The serious young filmmaker, who was born in 1968 but looks barely older than 30, decided to make a more realistic film that avoided the tone of such nostalgia pieces as the German film “Good Bye, Lenin!” He found his subject matter when he reconnected with a friend who had told him 15 years earlier her harrowing story about procuring an abortion after the Ceausescu regime had made the procedure illegal.

“It brought back lots of memories and the frustration of hearing the story for the first time,” he says. It fit the mood he was looking for and could be the film he wanted to make for his generation, the children of the post-abortion-law baby boom who spent their college years under communism. “I don’t think there was a better story, a better subject, a better issue to speak to these people than this one.”

It has certainly struck a chord. The stark film, Mr. Mungui’s second, won the Palme d’Or at Cannes, the first time a Romanian film did so. Its controversial subject matter has not kept it from receiving plaudits from around the globe.

But then, Mr. Mungiu’s views on abortion aren’t without nuance. There were nearly 1 million abortions in Romania in 1990, the year it was made legal again, he notes.
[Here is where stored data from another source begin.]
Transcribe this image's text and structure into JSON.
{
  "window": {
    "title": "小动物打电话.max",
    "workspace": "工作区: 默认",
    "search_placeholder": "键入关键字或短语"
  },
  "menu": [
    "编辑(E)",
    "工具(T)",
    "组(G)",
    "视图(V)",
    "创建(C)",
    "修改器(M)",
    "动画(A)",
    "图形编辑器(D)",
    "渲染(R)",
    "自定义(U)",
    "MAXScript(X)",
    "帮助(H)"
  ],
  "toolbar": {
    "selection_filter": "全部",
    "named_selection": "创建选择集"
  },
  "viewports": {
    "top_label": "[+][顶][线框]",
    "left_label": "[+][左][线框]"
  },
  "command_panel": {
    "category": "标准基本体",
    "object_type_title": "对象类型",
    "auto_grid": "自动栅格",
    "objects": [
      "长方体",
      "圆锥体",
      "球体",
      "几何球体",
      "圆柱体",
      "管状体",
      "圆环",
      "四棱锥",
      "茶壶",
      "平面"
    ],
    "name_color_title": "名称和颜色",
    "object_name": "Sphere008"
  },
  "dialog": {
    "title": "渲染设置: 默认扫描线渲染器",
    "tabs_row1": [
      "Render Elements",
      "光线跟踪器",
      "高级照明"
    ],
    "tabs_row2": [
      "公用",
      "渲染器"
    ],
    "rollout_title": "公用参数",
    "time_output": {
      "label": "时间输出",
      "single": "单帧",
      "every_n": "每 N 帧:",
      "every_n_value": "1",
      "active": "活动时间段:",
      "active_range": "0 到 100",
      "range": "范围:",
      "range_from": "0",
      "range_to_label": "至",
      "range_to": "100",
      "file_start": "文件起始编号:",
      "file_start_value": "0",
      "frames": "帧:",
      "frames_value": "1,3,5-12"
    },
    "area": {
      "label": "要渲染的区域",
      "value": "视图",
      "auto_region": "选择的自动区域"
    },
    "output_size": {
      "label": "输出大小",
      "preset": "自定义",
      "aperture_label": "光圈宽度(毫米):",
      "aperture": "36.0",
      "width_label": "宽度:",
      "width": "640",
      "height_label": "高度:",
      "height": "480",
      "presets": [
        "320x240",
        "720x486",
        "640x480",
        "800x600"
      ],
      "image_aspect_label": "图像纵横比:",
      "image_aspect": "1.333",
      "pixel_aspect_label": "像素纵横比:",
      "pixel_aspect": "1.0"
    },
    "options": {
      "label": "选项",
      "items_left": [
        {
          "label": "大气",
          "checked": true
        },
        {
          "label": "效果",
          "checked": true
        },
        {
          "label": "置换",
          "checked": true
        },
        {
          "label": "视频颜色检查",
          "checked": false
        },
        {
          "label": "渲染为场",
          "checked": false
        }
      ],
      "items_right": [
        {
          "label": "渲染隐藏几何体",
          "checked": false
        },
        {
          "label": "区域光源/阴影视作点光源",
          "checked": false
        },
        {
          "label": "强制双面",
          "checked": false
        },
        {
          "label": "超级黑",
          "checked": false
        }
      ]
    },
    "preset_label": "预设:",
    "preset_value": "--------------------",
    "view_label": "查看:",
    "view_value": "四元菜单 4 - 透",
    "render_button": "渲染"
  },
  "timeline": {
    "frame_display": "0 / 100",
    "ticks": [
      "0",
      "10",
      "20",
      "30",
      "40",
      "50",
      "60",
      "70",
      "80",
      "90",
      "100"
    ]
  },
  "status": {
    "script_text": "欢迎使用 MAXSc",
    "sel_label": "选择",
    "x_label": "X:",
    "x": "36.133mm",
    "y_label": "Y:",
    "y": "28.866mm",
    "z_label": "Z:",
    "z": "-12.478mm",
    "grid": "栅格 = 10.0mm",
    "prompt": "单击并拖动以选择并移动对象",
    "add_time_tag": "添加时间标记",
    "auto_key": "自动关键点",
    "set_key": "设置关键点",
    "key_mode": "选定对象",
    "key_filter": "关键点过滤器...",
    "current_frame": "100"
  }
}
The numbers haven’t changed much since then.

“Not having the freedom and abusing this freedom for lack of knowledge can lead you in the same direction,” he says. “We are 18 years later and still abortion is the most widespread way of not having children. This is a problem. It proves no one has invested much energy in basic education.”

One thing that’s doing well in his country is the film industry, even though so many bright lights left during and shortly after the communist era. Mr. Mungiu wasn’t one of them.

“I wasn’t tempted to leave because this is how I am — very attached to my family, my house and my memories,” he says. And, he asks, why would he want to leave? He’s now in the enviable position of being assured financing for future films and traveling the world to promote them.

“I need my language and my stories for what I do,” he adds. That’s why although the director is now in great demand in Hollywood, it might be a while before he makes his English-language debut.

“I’m not into that kind of filmmaking with a local story that can be spoken in English,” he explains. “It’s very fake to me. And I’m not interested in directing someone else’s script.” He might, however, live abroad a bit to find a story he can tell in English.